The Monster: Dysfunctional Mother-Daughter Horror

Kathy is the sort of alcoholic chaos-addict Dr. Drew always warns us about. Unfortunately, she is also a mother. She has never provided much support to her increasingly disgusted daughter Lizzy. Without question, her mother is the last person Lizzy can rely on during a crisis, but Kathy is all she has when a strange creature starts stalking them in Bryan Bertino’s The Monster (trailer here), which opens today in New York.

This road trip was supposed to be the last Kathy saw of Lizzy for the foreseeable future. She either lost custody to her infinitely more responsible ex-husband or simply gave up on mothering. Lizzy has mixed feelings on the subject, but she is obviously still hurt. While driving through a wooded back road, Kathy hits a wolf, who was running for his life. Frankly, she really just put him out of his misery, but she shattered her axle in the process.

Obviously, whatever was chasing it, will now shift its attention to the stranded mother and daughter. It is hard to say exactly what sort of monster it is, but it certainly is evil looking. It is also quite methodical when hunting its prey.

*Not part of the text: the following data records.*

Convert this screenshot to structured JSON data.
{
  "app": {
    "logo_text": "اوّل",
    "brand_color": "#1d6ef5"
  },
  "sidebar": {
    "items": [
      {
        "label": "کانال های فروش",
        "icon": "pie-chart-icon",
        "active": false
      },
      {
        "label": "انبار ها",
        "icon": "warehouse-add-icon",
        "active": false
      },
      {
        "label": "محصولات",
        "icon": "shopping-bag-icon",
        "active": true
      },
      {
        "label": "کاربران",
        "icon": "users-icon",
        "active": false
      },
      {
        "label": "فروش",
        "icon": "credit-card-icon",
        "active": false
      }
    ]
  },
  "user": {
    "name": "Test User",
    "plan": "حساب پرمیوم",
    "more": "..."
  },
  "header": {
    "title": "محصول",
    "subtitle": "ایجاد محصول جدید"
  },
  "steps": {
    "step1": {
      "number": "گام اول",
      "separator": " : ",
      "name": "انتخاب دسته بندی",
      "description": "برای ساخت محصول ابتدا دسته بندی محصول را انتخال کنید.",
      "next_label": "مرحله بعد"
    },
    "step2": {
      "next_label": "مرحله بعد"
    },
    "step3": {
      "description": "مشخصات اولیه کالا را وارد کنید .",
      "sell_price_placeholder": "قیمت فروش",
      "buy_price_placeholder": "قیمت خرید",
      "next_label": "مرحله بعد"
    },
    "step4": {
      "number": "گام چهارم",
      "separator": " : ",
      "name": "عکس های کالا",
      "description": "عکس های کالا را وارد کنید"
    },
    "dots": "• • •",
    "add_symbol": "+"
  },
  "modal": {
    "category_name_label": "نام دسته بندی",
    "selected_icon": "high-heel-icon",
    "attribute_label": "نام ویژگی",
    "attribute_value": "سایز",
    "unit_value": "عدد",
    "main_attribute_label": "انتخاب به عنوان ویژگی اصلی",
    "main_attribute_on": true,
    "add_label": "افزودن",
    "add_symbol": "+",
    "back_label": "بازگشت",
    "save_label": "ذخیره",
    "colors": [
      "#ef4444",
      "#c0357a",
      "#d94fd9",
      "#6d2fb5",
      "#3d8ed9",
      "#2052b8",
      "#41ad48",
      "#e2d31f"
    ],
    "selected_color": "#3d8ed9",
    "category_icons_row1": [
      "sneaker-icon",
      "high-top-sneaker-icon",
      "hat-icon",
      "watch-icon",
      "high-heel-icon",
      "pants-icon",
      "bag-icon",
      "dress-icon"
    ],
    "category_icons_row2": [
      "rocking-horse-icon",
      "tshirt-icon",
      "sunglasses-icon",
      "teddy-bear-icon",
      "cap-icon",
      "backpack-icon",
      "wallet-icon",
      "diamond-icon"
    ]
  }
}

There is a temptation to interpret the monster as a metaphor and perhaps even a psychological projection of all the domestic tribulations endured by Lizzy, but the monster in rendered with too much detail and Bertino gives us too vivid a sense of the dank dark woods to support such readings. Regardless, The Monster is sinister and moody in ways that are unusual for a horror movie.

Looking like a dead-ringer for Juno Temple, Zoe Kazan (granddaughter of Elia) is a frightfully convincing self-destructive parental basket case. After only five minutes, we are already prepared to throw her to the slimy, slobbering predator, but you could argue that is the sign of a potent performance. Arguably, Ella Ballentine is even more powerful as Lizzy. You can just see the emotional damage compounding for her in scene after scene. Obviously, The Monster was filmed in Canada, because Scott Speedman duly turns up in a nothing throwaway cameo as Lizzy’s dad, as per the Canadian Scott Speedman protectionist regulations.

Ballentine and Kazan are a remarkable pairing, generating no end of sparks and wincing. However, The Monster is a different sort of horror film, more in line with what Rod Blackhurst’s Here Alone promised but failed to deliver. It is not the sort of movie you would watch over a pizza with your meathead buddies (Zombies with Tony Todd would better suit). Bertino could have safely cut some of the frequent character-revealing flashbacks, but it still should impress sophisticated genre fans. Recommended for horror connoisseurs who appreciate its stark psychological dimensions, A Monster opens today (11/11) in New York, at the Village East.